Tuesday, October 18, 2011

Volunteer

I have the privilege of working with some great volunteers.  Today one of them can't do there role because silly enough, they have to do their day job.  Honestly the gall of some people.  Trying to make a living...  Anyway I am getting to see how much they mean to me and how much they do because of the vacum they leave.  This is scary I depend on this person every week to help mtake our ministry to the next level.  In that dependance I give up something.  Control.  By giving up control of his area of expertise.  I have to trust that it will be done right and with excellence.  At first it was a little ruff sometimes.  But now he routinely exceeds my expectations and does things better than I ever could.  A few things made this possible.
1.  I was desperate for help.  I'll admit it.  (This is when I should act spiritual and say I was continuously praying for the right volunteer)  In reality, I was way over my head and just trying to survive the weekly grind of ministry.  He came along to help and I was more than happy to give him things to do just so I could catch my breath.  I believe God saw my need and filled it.  And yes prayer was involved!
2.  I was willing to give things away.  I gave graphics away.  So much so that I hardly use Photoshop anymore.  I used to use it at least 8 hours a week.  Now its isn't even on my desktop.
3.  I want my volunteers to be better than me.  I want them to do things better than I can.  If they do, it builds the Kingdom and it makes me look like a genius :)




Tuesday, October 4, 2011

What just happened


What just happened?" Was it amazing, terrible, great, life-changing or just dumb?

The ability to take what we experience and put it through a filter to produce a better product, service, or whatever you do is incredibly important.  Aren't there those times when you look around and think well that happened.  But do you want a repeat? "This" happened last week and nobody changed anything, so it's going to happen again this week.  "This" can be either great or terrible, depending on what the "thing" was.  

Bottom line is this.  When asking the question, "What just happened?" ask yourself some questions.  Do I want that to repeat?  Is it in my power to change or capitalize on?  Don't waste a "what just happened" moment.  If it is either positive or negative you can get something out of it.

Monday, October 3, 2011

Sending

The fall for me is usually one of the most exciting times for me.  Its a natural momentum bulder.  I have the opportunity to meet new students and start great relationships.  I look forward to this time every year.  This year had been different.  While I am still incredibly excited about what God is doing here.  Part of my heart is somewhere else.  I had a class of 24 seniors this year and 12 of them went on to study for ministry or straight into missions.  That's amazing! Watching God use these students has been a privilege.    The only problem is you look around and see that they actually are not here anymore!

I always thought that I should be a sender, that the ministry is at its best when sending is occurring. My expectation was that this would be a joyful experience, in reality it is hard.  Your saying goodbye to the people you have invested the most into.  Im incredibly proud of them.  They carry on a mission and a calling that God has given them and take my part of me with them.  

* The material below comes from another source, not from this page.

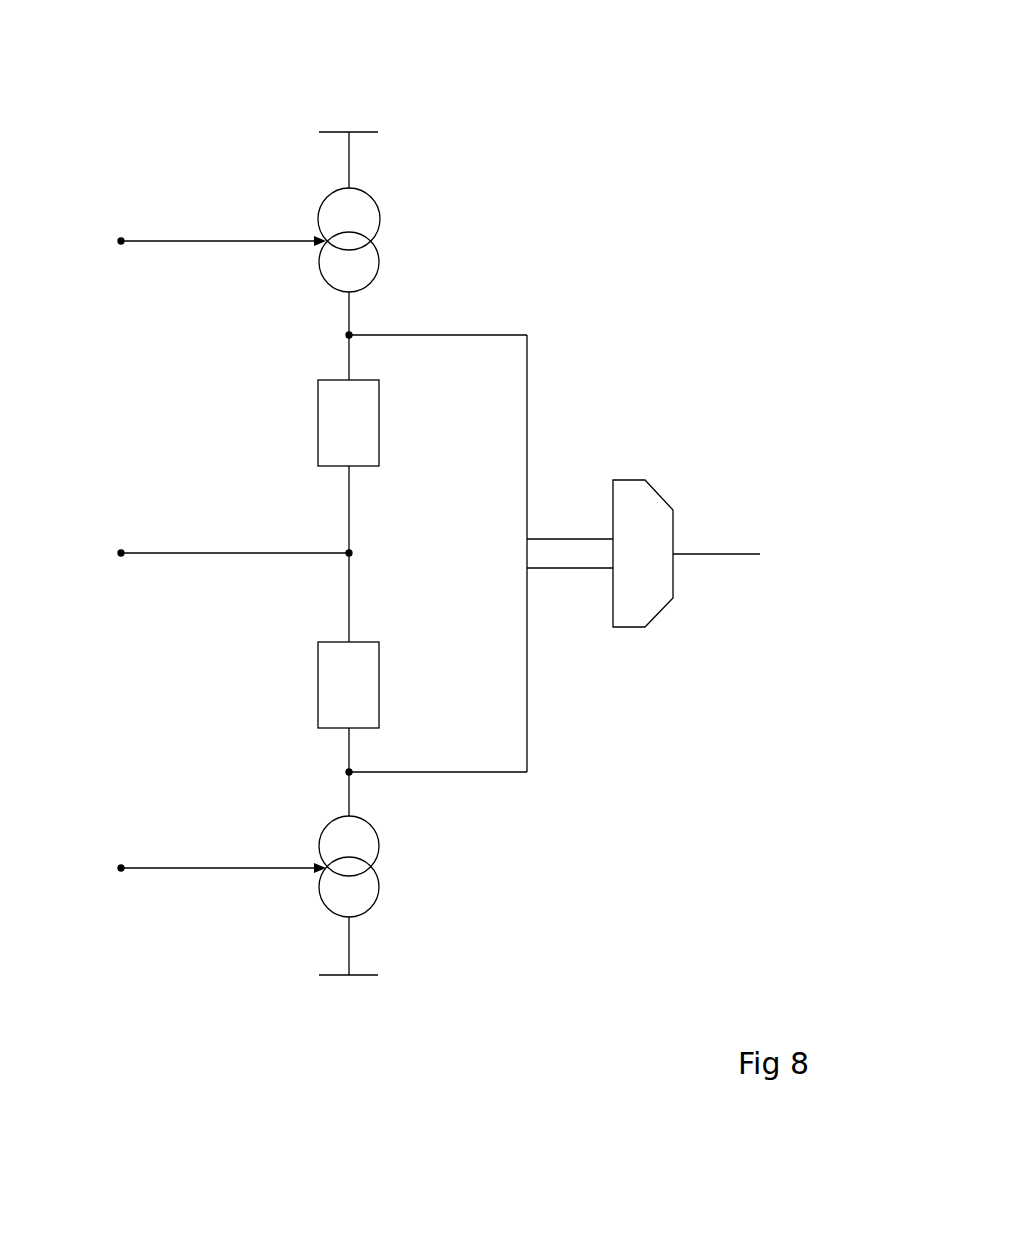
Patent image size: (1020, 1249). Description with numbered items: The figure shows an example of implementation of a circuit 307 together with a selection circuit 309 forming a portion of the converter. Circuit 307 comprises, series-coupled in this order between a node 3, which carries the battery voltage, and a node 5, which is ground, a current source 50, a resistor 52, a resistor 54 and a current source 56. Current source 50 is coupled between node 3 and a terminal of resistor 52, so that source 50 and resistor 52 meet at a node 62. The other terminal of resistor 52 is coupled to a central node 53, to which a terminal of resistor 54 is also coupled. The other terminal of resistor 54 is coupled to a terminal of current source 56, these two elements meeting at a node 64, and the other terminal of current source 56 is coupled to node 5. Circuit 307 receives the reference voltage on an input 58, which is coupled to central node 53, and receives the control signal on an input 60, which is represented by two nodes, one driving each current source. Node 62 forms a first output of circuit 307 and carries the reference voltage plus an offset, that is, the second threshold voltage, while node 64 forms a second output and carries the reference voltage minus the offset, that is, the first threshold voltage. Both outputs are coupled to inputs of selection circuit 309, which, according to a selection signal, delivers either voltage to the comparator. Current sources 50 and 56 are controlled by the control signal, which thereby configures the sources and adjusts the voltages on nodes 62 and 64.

The hard part about leading is there is no end point, it doesn't stop, or take a break.  There is no banner at the end that says, "Great Job now go check Facebook."  Nope, instead the Banner says, "Great Job now get back to work!"

There is a new generation ready in the wings to be equipped.  They require the same detail and attention that the last generation needed.

So who have you sent out lately?  Who have you been equipping?  How have you reacted to the sending?  Have you gotten back up from the loss?  Has it energized you or drained you?  What's your plan for getting back up?  Go send them, they will change the world and by so make your ministry so much more beautiful.  It may hurt, It may sting, It may just change everything.